Hakikat Yayıncılık - Muhterem Ömer Öngüt’ün Eserleri | Hakikat Dergisi | Hakikat Medya | Hakikat Kırtasiye
Arama Yap
EVLİYÂ-İ KİRAM -kaddesallahu Esrârehüm- Hazerâtı'nın "Hâtemü'l-Evliyâ" Hakkındaki Beyan ve İfşaatları (83) - "Seyyid Ali el-Hemedânî" -Kuddise Sırruh- (1) - Ömer Öngüt
"Seyyid Ali el-Hemedânî" -Kuddise Sırruh- (1)
EVLİYÂ-İ KİRAM -kaddesallahu Esrârehüm- Hazerâtı'nın "Hâtemü'l-Evliyâ" Hakkındaki Beyan ve İfşaatları (83)
Dizi Yazı - "Hâtemü'l-Evliyâ" Hakkındaki Beyan ve İfşaatlar
1 Kasım 2006

 

EVLİYÂ-İ KİRAM
-Kaddesallahu Esrârehüm- HAZERÂTI’NIN
“HÂTEMÜ’L-EVLİY” HAKKINDAKİ
BEYAN ve İFŞAATLARI (83)

Seyyid Ali el-Hemedânî -kuddise sırruh- (1)

HAYATI ve ESERLERİ

Asıl ismi Ali bin Şehâbeddîn bin Muhammed olan Seyyid Ali el-Hemedânî -kuddise sırruh- Hazretleri, Horasan da yetişen mutasavvıfların önde gelenlerinden olup, doğum tarihi hakkında kaynaklarda herhangi bir bilgi bulunmamaktadır. Doğum yeri Hemedan'dır.

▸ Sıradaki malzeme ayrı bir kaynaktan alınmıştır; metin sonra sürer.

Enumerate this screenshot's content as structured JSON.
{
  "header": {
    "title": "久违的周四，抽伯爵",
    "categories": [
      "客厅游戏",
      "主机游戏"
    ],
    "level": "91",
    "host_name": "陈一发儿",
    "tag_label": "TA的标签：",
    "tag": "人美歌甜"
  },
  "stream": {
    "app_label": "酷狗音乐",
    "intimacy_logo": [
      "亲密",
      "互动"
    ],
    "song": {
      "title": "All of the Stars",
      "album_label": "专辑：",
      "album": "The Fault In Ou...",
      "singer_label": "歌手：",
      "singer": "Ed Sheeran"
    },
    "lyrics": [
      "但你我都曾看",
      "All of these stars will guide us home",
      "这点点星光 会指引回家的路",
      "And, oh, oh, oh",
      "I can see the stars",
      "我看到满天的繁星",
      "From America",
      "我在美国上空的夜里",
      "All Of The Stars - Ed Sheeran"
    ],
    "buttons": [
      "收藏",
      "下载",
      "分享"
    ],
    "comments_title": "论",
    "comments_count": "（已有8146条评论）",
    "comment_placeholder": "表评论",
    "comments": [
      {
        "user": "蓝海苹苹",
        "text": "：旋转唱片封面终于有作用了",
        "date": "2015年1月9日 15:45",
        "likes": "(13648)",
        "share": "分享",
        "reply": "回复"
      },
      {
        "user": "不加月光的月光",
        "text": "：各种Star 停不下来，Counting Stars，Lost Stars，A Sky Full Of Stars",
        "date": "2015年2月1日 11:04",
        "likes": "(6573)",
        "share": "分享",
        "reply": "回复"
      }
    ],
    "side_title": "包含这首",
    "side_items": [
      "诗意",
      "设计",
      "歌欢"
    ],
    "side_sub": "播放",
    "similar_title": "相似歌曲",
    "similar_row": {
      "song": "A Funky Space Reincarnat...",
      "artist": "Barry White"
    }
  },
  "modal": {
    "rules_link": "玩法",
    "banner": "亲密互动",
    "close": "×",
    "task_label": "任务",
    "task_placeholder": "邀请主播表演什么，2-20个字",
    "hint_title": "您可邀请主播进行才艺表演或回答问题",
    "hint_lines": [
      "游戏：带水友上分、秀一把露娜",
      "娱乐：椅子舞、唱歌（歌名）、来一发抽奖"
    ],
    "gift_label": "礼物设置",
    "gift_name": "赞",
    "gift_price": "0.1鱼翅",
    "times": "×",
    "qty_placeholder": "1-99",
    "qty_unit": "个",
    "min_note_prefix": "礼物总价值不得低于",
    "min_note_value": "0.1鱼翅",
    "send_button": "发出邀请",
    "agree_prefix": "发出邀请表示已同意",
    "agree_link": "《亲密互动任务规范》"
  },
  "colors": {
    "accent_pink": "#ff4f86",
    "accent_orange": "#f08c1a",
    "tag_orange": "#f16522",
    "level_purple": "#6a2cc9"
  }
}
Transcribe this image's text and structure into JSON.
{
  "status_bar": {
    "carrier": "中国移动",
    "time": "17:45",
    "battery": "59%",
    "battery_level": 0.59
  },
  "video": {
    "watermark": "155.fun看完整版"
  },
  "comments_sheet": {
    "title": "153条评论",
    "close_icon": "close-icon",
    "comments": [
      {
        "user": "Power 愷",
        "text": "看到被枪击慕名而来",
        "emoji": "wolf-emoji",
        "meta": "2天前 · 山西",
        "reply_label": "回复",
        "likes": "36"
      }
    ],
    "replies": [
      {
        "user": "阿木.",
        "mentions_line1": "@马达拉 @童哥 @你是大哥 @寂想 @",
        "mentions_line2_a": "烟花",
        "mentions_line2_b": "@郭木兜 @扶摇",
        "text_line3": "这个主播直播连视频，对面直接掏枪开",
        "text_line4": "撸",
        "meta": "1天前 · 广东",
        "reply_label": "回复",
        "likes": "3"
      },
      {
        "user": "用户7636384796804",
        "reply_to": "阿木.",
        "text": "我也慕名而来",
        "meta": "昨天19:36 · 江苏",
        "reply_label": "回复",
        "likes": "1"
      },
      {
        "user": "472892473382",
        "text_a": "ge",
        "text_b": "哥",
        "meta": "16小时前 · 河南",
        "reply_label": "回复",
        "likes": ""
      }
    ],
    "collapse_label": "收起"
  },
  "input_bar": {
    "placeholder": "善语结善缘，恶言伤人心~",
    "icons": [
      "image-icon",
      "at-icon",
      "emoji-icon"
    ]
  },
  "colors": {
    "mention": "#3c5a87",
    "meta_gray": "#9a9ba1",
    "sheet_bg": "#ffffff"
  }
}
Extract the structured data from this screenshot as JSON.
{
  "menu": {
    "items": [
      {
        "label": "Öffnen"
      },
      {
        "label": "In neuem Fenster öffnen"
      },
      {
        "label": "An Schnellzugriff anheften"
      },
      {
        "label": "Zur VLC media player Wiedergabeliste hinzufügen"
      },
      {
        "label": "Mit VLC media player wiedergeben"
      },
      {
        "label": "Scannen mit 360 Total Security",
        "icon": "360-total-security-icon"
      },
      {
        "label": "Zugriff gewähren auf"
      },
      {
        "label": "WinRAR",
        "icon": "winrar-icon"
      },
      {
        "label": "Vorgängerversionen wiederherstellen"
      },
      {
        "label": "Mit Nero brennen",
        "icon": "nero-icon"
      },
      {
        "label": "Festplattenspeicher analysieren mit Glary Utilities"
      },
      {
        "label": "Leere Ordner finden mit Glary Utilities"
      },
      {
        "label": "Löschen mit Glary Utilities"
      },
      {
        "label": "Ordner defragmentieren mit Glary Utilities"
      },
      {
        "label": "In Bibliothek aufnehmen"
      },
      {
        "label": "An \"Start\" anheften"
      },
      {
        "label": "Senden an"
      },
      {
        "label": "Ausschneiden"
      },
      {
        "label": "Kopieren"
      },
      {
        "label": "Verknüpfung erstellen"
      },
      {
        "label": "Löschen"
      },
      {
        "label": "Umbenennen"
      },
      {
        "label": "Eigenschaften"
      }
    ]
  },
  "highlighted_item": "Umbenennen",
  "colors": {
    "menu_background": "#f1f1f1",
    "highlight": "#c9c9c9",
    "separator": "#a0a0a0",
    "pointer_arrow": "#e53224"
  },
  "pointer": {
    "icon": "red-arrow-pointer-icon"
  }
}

Hayatının önemli bir kısmını zâhirî ilimleri tahsil etmekle geçiren Hazret, kısa zamanda bu ilimlerde büyük bir kudret kazanmış ve ardından kendisini Tasavvuf'taki nihâî gâyeye eriştirecek kâmil bir mürşid aramaya başlamıştır. Bu maksatla devrin önde gelen mutasavvıflarından Mahmûd el-Mezdekânî -kuddise sırruh- Hazretleri'ne intisab eden Seyyid Ali el-Hemedânî -kuddise sırruh- Hazretleri, Şeyh Mahmûd el-Adkânî -kuddise sırruh- Hazretleri'nin irfan meclislerine katılıp her iki zâttan da feyz almıştır. "Menâkıbnâme"sinde bizzat kendi dilinden nakledildiğine göre; Muhyiddîn İbnü'l-Arâbî -kuddise sırruh- Hazretleri'nin eserleri üzerinde zaman zaman mütalâalarda bulunmuş olan Hazret, Şeyhü'l-ekber'in bir eserinde yetmiş gün boyunca riyâzet yaptığını okuyunca kendisini yüz yetmiş gün boyunca yiyip-içmekten alıkoyup, nefsini uzun müddet riyâzetle ıslâh yolunu tutmuştur. Ayrıca zamanındaki diğer velîlerle Tasavvufî bazı ıstılahlar hakkında münâzarada bulunmuş, kısa zamanda büyük bir kemâlâta kavuşmuştur. Hayatının bundan sonraki kısmını irşad vazifesini ifâ etmekle geçiren Hazret, talebeleri ve sevenleri yetiştirmek için Keşmir yakınlarında bir dergâh kurup ölümüne kadar hep bu yolda olmuştur.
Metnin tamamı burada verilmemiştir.